N.B. : Vous trouverez les programmes officiels sur le site Internet du Ministère de l’Éducation Nationale.

1. Découvrir les lieux où j’habite

► Étape 1 : Les représentations initiales des élèves

Ce premier thème gagne à être traité en partant des représentations initiales des élèves. Une brève réflexion orale doit permettre de nommer la ville, le quartier, éventuellement le département ou la région. Un brainstorming peut ensuite fournir des mots, notamment des adjectifs, permettant de qualifier ces lieux de vie. On pourra terminer la séance en demandant aux élèves de dessiner « les lieux où ils habitent », en prenant le temps de faire comprendre qu’il ne s’agit pas seulement du domicile (on ne veut pas que les élèves dessinent leur chambre) mais de l’espace dans lequel ils évoluent. Pendant le temps où les élèves dessinent, on pourra faire tourner un petit nombre d’élèves à côté de l’ordinateur de classe pour observer différentes vues du quartier. La mise en commun permettra de mettre en évidence les aspects retenus par les élèves, et de faire émerger ceux qu’ils auraient omis.

► Étape 2 : L’environnement immédiat de l’école

La deuxième séance permettra de travailler sur l’environnement immédiat de l’école (en principe, l’intérieur même de l’école et, en particulier, le plan de la classe, ont déjà été travaillés au cycle 2).

  • On peut travailler, par exemple, sur le trajet reliant l’école et le stade de sport. J’avais pris différentes photos sur le trajet, que les élèves devaient ensuite remettre dans le bon ordre puis identifier sur une carte.
Repérer le trajet de l’école au stade (Saint-Jean-Cap-Ferrat) (Open Street Map)
  • Cette année, le stade faisant partie de l’école, cela me sera impossible. Je travaillerai plus globalement sur le quartier. Nous observerons le quartier à partir des toits de l’école. Nous pourrons utiliser l’outil « Street view » de Google pour passer d’une représentation proche du vécu à une représentation plus abstraite: la carte. Il s’agira alors d’identifier différents lieux dans cet espace proche (école, commerces, jardins, habitations, rues, etc.).
Un quartier de Nice: Sainte-Hélène (source : OpenStreetMap)

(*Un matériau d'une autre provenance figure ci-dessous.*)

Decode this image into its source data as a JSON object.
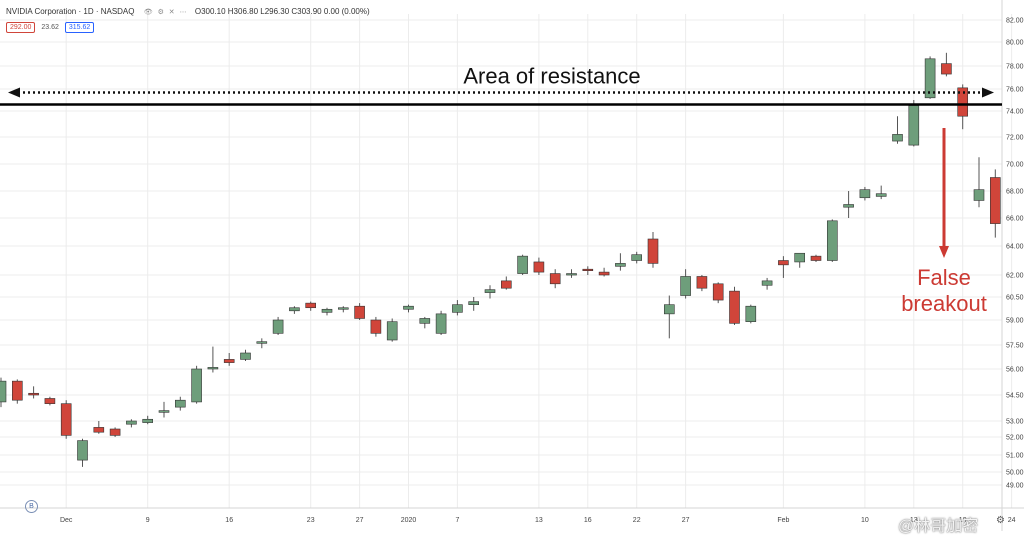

La simple observation collective de la carte fournit déjà un certain nombre d’informations sur les composantes de cet espace : proximité immédiate de la mer, présence de routes à fort trafic (voie Mathis, promenade des Anglais) et d’une voie ferrée, forte densité urbaine. Les élèves pourront repérer sur la carte les photographies de plusieurs sites :

Un plan du quartier Sainte-Hélène réalisé par mes soins à partir d’une carte existante

BON À SAVOIR
Une ressource intéressante pour la ville de Nice est la liste, fournie par Wikipédia, des 41 quartiers de Nice, chacun repérés en rouge sur une carte de la ville.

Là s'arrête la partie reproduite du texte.